Деньги и гражданское самосознание изменили городской пейзаж Флоренции. Частные капиталы тратились на строительство таких зданий, как палаццо Медичи-Риккарди. Архитекторы прилагали все усилия к тому, чтобы копировать античную архитектуру и создавать идеальные города. Труд Витрувия «Об архитектуре» – самый полный классический трактат о методах строительства и художественной стороне архитектуре – был целиком опубликован флорентийцем Поджо Браччолини в 1415 г., после чего архитекторы подхватили идеи античного автора и стали экспериментировать с новыми подходами к дизайну и управлению городскими пространствами. Труды Витрувия стали истинным фетишем для достижения идеала. Архитекторы, художники и философы один за другим предлагали все более утопические проекты городской жизни. Наиболее очевидна эта тенденция в картине «Идеальный город» [ил. 2], написанной неизвестным художником в конце XV в.

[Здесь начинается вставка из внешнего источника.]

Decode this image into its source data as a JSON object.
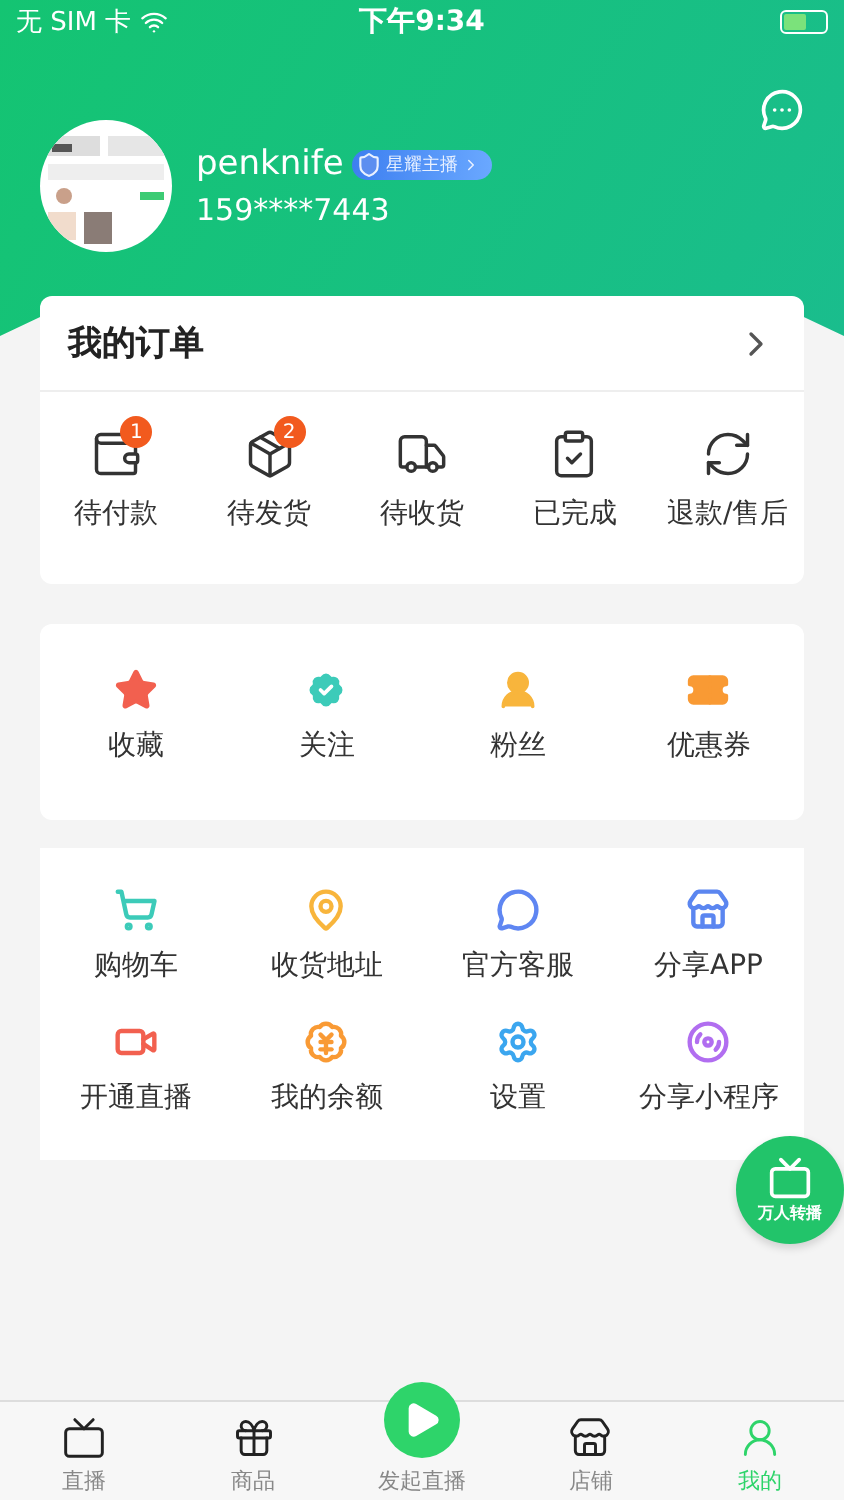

Такой фетиш идеала отражался в объединенных усилиях по воплощению античной архитектурной теории в практику. По мере роста уверенности таких городов-государств, как Флоренция, возрождение классического стиля становилось мощным выражением гражданской идентичности и гордости. У флорентийцев эпохи Ренессанса крепло ощущение, что утопический «идеальный город» возможен. Собственный город они считали совершенным. В «Инвективе против Антонио Лоски из Виченцы» (1403) флорентиец Колюччо Салютати описывал Флоренцию с характерным бурным энтузиазмом:
Действительно, какой город не только в Италии, но и во всем мире имеет такие надежные стены, такие великолепные дворцы, такие украшенные храмы, такие красивые здания, такие чудные галереи, такие замечательные площади, такие роскошные широкие улицы? В каком городе такое большое население, такие знаменитые граждане, такие неисчерпаемые богатства, такие ухоженные поля?[3]10
Флорентийские интеллектуалы настолько гордились своим городом и любили его, что возник целый литературный жанр, посвященных восхвалению города. Примерно в то же время, что и «Инвектива» Салютати, появилось «Восхваление города Флоренция» (1403–1404) Леонардо Бруни. Автор стремился дать горожанам такой образ родного города, который наполнил бы их республиканской гордостью и уверенностью. Неудивительно, что тон этого сочинения еще более хвалебен.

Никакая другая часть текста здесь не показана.